KKIQ

Livermore, California; United States;
- Broadcast area: East Bay area
- Frequency: 101.7 MHz
- Branding: 101.7 KKIQ

Programming
- Format: Adult contemporary

Ownership
- Owner: Connoisseur Media; (Alpha Media Licensee LLC);
- Sister stations: KKDV; KUIC;

History
- First air date: May 1969 (as KYTE)
- Former call signs: KYTE (1969–1975)

Technical information
- Licensing authority: FCC
- Facility ID: 67818
- Class: A
- ERP: 4,100 watts
- HAAT: 123 meters (404 ft)
- Repeater(s): 101.7 KKIQ-FM1 (Hayward); 101.7 KKIQ-FM2 (Tracy);

Links
- Public license information: Public file; LMS;
- Webcast: Listen live
- Website: www.kkiq.com

= KKIQ =

Radio station in Livermore, California

KKIQ (101.7 FM) is a commercial adult contemporary radio station located in Pleasanton, California, broadcasting to the East Bay area with a main focus on Southern Alameda County.
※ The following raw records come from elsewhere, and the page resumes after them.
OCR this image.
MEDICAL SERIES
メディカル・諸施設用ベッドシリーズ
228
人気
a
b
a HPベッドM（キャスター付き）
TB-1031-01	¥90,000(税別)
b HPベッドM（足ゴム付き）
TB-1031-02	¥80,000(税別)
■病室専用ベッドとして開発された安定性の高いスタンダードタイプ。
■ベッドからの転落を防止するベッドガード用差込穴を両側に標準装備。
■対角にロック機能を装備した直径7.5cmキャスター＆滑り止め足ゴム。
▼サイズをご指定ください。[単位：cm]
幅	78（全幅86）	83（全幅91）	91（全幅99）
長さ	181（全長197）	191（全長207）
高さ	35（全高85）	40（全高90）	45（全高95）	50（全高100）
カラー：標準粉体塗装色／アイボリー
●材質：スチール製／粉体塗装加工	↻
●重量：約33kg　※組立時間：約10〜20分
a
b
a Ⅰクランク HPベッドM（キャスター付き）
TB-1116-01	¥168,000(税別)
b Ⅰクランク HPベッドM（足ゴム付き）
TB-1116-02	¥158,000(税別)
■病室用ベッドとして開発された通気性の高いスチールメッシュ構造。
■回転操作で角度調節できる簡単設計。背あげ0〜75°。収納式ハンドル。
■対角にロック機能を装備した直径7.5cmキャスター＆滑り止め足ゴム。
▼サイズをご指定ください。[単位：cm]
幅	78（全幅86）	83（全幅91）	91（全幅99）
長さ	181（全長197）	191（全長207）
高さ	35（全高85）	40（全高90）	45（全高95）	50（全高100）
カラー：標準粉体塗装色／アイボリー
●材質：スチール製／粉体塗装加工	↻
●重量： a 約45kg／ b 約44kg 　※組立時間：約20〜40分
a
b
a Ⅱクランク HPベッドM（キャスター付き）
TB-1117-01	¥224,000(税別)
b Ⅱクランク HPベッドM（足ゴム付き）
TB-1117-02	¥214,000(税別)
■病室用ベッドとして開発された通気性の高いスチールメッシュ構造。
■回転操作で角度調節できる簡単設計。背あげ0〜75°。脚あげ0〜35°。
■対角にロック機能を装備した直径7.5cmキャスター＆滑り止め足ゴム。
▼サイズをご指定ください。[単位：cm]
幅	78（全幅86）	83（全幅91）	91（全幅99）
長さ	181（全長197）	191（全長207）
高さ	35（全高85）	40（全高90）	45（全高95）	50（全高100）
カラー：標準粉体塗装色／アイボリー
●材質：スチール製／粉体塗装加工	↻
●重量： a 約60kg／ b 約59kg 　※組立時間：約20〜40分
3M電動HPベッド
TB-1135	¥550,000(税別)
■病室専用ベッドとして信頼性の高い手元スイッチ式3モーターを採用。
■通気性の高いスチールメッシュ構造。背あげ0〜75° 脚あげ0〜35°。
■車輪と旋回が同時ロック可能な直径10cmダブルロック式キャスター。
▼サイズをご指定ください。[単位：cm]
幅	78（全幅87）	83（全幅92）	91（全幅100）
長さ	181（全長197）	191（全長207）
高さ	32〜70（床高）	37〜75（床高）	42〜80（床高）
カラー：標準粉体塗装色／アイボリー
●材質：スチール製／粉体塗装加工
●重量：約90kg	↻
KKIQ is owned by Connoisseur Media, which also owns KKDV 92.1 FM in Walnut Creek and KUIC 95.3 FM in Vacaville. Both KKIQ and KKDV operate from studios located in Pleasanton near Stoneridge Mall, and KKIQ has a transmitter site southeast of Livermore. It also utilizes two boosters to boost coverage: one in Hayward and one in Tracy.

==History==
Alpha Media acquired KKIQ, KKDV, and KUIC in 2015. Alpha Media merged with Connoisseur Media on September 4, 2025.